Here is a complete, step-by-step guide to performing a 12-lead ECG, drawn from Roberts and Hedges' Clinical Procedures in Emergency Medicine and Pfenninger and Fowler's Procedures for Primary Care.
How to Perform a 12-Lead ECG
Overview
A 12-lead ECG records the heart's electrical activity from 12 different perspectives using 10 electrodes - 4 on the limbs and 6 on the chest. The 12 leads are divided into:
- Frontal/limb leads: I, II, III, aVR, aVL, aVF (from the 4 limb electrodes)
- Precordial leads: V1-V6 (the 6 chest electrodes)
Step 1 - Patient Preparation
- Position the patient supine (flat). If they need the head elevated for comfort, note the angle so future ECGs match.
- Arms at sides, legs flat and not touching each other.
- Expose the chest and distal extremities; keep the rest covered to maintain dignity and prevent shivering (shivering causes tremor artifact).
- Clean the skin at electrode sites with an alcohol swab. Shave hair if needed. Gentle abrasion with fine-grit sandpaper can reduce noise and improve contact quality.
Step 2 - Machine Settings
- Turn on the ECG machine. Standard settings:
- Paper speed: 25 mm/sec
- Amplitude: 1 mV = 10 mm
- Perform the ECG away from powerful electrical equipment (motors, X-ray machines) to avoid interference.
Step 3 - Limb Electrode Placement
Each electrode is color-coded:
| Location | Label | Color |
|---|
| Right arm | RA | White |
| Left arm | LA | Black |
| Left leg | LL | Red |
| Right leg (ground) | RL | Green |
Traditionally placed on wrists and ankles, but placing more proximally (upper arms/thighs) reduces motion artifact - both are acceptable.
Step 4 - Precordial (Chest) Electrode Placement
Place in this order:
| Lead | Color | Position |
|---|
| V1 | Red | 4th intercostal space (ICS), right sternal border |
| V2 | Yellow | 4th ICS, left sternal border |
| V4 | Blue | 5th ICS, mid-clavicular line (place V4 before V3) |
| V3 | Green | Halfway between V2 and V4 |
| V5 | Orange/Tan | Anterior axillary line, same horizontal level as V4 |
| V6 | Violet | Mid-axillary line, same horizontal level as V4 and V5 |
Landmark tip: Find the sternal angle (junction of manubrium and sternum body) - this is just above the 2nd ICS. Count down from there to the 4th ICS. In men, the nipple typically overlies the 4th ICS at the mid-clavicular line.

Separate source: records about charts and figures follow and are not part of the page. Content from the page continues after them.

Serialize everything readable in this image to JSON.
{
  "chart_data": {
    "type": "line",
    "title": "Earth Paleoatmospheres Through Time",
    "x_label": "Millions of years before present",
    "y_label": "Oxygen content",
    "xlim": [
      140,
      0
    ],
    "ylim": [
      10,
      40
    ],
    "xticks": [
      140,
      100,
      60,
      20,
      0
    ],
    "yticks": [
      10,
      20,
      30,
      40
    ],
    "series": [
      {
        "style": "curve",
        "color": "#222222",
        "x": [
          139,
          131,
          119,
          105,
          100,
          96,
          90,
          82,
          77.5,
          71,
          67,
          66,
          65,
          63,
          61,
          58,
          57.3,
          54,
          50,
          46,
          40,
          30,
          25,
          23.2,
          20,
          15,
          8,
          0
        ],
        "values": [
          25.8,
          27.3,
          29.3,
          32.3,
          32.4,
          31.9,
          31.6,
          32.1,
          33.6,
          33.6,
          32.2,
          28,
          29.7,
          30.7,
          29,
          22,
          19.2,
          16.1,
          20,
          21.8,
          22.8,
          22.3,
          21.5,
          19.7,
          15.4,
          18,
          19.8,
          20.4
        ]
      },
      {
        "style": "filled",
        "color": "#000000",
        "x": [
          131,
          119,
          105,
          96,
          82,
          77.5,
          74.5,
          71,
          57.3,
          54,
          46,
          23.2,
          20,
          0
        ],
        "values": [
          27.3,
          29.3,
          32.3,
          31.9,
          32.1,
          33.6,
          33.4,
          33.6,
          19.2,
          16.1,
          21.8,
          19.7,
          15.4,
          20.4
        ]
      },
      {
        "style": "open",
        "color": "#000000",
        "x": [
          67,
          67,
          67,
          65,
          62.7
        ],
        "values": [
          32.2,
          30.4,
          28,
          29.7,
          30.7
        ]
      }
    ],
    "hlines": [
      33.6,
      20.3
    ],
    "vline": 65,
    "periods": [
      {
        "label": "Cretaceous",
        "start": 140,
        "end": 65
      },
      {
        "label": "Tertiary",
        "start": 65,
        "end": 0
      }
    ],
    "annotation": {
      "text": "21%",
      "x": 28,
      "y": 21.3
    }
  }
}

V4, V5, and V6 must all be in the same horizontal plane.
Use only bony landmarks for consistent, reproducible placement. - Pfenninger and Fowler's Procedures for Primary Care
Step 5 - Acquire the Tracing
- Ensure the patient is relaxed and still (muscle movement causes artifact).
- Press record. The machine prints leads I through aVF (frontal) and V1-V6 (precordial).
- If dysrhythmia is suspected, obtain an extended rhythm strip.
- Best leads for monitoring:
- Ischemia: V5 (most sensitive)
- Rhythm: Lead II
- If 3 channels available: aVF, V2, V5
Step 6 - Remove Electrodes and Document
- Remove electrodes and dispose of them.
- Clean the skin where electrodes were attached.
- Label the ECG with patient name, date, time, and any relevant clinical notes (e.g., chest pain onset time, patient position if not flat).
Common Errors to Avoid
- Limb lead reversal (most common error): RA/LA swap causes inverted lead I and abnormal axis. Suspect it when the computer flags new right axis deviation.
- V1/V3 reversal: Causes abnormal R-wave progression and T-wave inversion in V3.
- Incorrect ICS counting: Always count from the sternal angle (2nd ICS) down - never estimate.
- Poor skin contact: Leads to a noisy, artifact-ridden tracing. Re-clean and re-apply.
- Movement/shivering: Ensure patient is comfortable and warm.